John Christian Luning (1863 – 1928) was a mayor of the town of Leesburg, Florida, during the 1890s and Lake County Commissioner. He would go on to serve the shortest term as Florida's Commissioner of Agriculture for 14 days before going on to serve as State Treasurer of Florida. He was part of a group of Florida leaders known as the "Three Musketeers" – along with James B. Whitfield (a state treasurer and state attorney general before serving nearly 40 years on the Florida Supreme Court) and William V. Knott (who held various cabinet positions for nearly 40 continuous years before becoming a political appointee) – and had a bright political future before his sudden death in September 1928.
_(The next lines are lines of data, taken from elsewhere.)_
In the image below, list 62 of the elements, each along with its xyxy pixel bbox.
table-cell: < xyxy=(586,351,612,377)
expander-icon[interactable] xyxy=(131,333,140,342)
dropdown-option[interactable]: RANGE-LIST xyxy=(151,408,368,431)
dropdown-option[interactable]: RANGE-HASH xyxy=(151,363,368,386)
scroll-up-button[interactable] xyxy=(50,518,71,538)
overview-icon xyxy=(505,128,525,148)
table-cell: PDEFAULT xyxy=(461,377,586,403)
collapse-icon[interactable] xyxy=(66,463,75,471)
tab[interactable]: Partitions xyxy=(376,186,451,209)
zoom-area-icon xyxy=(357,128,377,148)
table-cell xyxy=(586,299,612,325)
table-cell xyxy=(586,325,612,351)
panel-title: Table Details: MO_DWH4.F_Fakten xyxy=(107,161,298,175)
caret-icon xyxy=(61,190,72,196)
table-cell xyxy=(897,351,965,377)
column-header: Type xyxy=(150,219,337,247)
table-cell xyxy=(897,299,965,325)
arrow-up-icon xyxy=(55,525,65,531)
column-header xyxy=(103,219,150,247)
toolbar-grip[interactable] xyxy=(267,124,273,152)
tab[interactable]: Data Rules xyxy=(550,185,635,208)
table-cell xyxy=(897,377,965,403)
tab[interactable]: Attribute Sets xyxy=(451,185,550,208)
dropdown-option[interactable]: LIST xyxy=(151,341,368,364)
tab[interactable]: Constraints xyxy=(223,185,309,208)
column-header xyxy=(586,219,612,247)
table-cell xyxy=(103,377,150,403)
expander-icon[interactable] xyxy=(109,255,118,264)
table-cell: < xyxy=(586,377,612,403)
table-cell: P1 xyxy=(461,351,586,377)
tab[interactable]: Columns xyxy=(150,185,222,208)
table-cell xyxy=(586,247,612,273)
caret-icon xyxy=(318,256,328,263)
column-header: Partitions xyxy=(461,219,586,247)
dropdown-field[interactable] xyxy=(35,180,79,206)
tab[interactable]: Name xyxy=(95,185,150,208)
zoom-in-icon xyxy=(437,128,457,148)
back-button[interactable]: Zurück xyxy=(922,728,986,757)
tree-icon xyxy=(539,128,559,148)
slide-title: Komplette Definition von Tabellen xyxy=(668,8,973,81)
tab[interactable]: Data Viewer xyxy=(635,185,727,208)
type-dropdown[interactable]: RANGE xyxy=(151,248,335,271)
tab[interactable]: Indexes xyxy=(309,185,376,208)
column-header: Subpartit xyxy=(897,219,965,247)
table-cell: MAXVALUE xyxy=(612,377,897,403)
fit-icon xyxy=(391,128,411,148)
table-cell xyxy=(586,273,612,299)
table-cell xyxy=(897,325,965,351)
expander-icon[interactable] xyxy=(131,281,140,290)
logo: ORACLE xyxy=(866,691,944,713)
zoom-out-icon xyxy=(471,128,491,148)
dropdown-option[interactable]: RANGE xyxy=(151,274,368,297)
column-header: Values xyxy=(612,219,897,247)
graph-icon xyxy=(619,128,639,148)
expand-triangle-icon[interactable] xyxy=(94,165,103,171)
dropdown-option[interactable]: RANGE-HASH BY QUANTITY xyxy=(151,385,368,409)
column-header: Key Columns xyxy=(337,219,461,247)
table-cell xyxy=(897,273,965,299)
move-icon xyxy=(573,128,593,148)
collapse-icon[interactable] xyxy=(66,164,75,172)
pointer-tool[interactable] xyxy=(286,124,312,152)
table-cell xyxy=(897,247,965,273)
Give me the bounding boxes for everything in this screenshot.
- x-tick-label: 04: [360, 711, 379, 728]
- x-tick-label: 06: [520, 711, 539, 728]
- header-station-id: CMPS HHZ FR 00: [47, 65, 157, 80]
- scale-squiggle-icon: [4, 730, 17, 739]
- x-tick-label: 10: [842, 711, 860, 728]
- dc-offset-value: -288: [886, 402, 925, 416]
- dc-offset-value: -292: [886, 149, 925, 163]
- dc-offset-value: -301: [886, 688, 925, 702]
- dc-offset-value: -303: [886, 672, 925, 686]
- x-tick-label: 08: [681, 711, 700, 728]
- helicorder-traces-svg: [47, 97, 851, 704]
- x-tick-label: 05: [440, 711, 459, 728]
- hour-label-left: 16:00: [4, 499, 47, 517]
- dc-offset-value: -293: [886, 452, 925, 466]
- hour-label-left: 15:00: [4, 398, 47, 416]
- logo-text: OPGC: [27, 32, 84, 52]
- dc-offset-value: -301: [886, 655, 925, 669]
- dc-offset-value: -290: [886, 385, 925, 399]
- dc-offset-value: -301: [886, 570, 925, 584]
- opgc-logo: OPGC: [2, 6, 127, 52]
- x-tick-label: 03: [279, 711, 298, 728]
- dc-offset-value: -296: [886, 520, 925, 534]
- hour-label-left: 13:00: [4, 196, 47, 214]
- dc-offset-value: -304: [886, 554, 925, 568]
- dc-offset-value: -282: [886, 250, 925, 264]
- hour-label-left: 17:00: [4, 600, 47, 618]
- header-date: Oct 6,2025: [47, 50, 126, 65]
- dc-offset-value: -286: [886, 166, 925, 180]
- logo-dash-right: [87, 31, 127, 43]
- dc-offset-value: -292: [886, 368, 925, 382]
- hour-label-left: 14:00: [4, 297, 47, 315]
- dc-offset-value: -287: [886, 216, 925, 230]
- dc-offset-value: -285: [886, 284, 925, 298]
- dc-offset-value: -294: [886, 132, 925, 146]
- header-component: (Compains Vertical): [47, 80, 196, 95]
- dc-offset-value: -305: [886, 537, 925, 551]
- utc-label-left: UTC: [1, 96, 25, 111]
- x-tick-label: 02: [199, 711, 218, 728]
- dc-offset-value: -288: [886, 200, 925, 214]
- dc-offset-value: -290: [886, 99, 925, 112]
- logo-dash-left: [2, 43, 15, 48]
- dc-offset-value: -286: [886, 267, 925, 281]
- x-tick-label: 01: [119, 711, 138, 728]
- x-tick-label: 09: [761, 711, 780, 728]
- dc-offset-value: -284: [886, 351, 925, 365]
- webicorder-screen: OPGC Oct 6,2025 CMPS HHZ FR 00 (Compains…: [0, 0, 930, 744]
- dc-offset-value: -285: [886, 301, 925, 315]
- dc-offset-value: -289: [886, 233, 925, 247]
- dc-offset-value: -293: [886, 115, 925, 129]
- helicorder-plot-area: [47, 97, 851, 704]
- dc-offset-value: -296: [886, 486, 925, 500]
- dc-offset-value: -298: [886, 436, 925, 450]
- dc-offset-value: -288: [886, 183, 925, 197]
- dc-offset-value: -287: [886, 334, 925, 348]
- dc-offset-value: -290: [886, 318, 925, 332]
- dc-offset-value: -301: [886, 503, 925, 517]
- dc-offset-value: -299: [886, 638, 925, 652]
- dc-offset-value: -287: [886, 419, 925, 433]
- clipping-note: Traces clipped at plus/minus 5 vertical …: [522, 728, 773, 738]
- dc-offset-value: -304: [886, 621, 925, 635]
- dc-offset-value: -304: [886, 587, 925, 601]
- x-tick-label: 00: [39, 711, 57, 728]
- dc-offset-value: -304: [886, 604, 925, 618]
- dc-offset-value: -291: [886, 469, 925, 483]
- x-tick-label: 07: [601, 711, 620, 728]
==Getting to the state treasurer's office==
In an odd occurrence of events in early 1912, both Florida Commissioner of Agriculture Benjamin E. McLin and Florida Comptroller A.C. Croom died within a week or two of each other while separately campaigning in South Florida in February. Following the death of McLin, Governor Albert W. Gilchrist appointed Luning the Commissioner of Agriculture. When Croom died, Whitfield, Knott, and Luning went to see the Governor. It is reported that Luning intended to apply to be State Comptroller but Gilchrist wanted someone experienced in the position. Knott (who was serving as Treasurer at the time) ended up being appointed to the State Comptroller position. Luning was appointed to fill the state treasurer position Knott vacated on February 19, a mere 14 days after having been appointed as agriculture commissioner. Luning had to immediately gear up to defend his position in the 1912 election. Robert Andrew Gray – who would later serve 31 years as Florida Secretary of State and 31 years as on the Florida Board of Education – worked on Luning's campaign and recalled that Luning won a three-way primary by only 150 votes before going on to win the general election. He would continue to serve as state treasurer until his death in September 1928.

==Death==
In his capacity as the ex officio Insurance Commissioner of Florida, Luning went to South Dakota in September 1928 to attend a conference of the National Association of Insurance Commissioners (NAIC). Luning's trip resulted in his death on September 26 while he was riding through the mountains with friends. Luning was a past president of NAIC and was well respected by the organization's members; as a result a delegation of its members escorted his body back to Leesburg. His escort included A. W. Briscoe, a former Alabama Commissioner of Insurance, and Joe F. Little, president of Citizens Life Insurance Company of Alabama.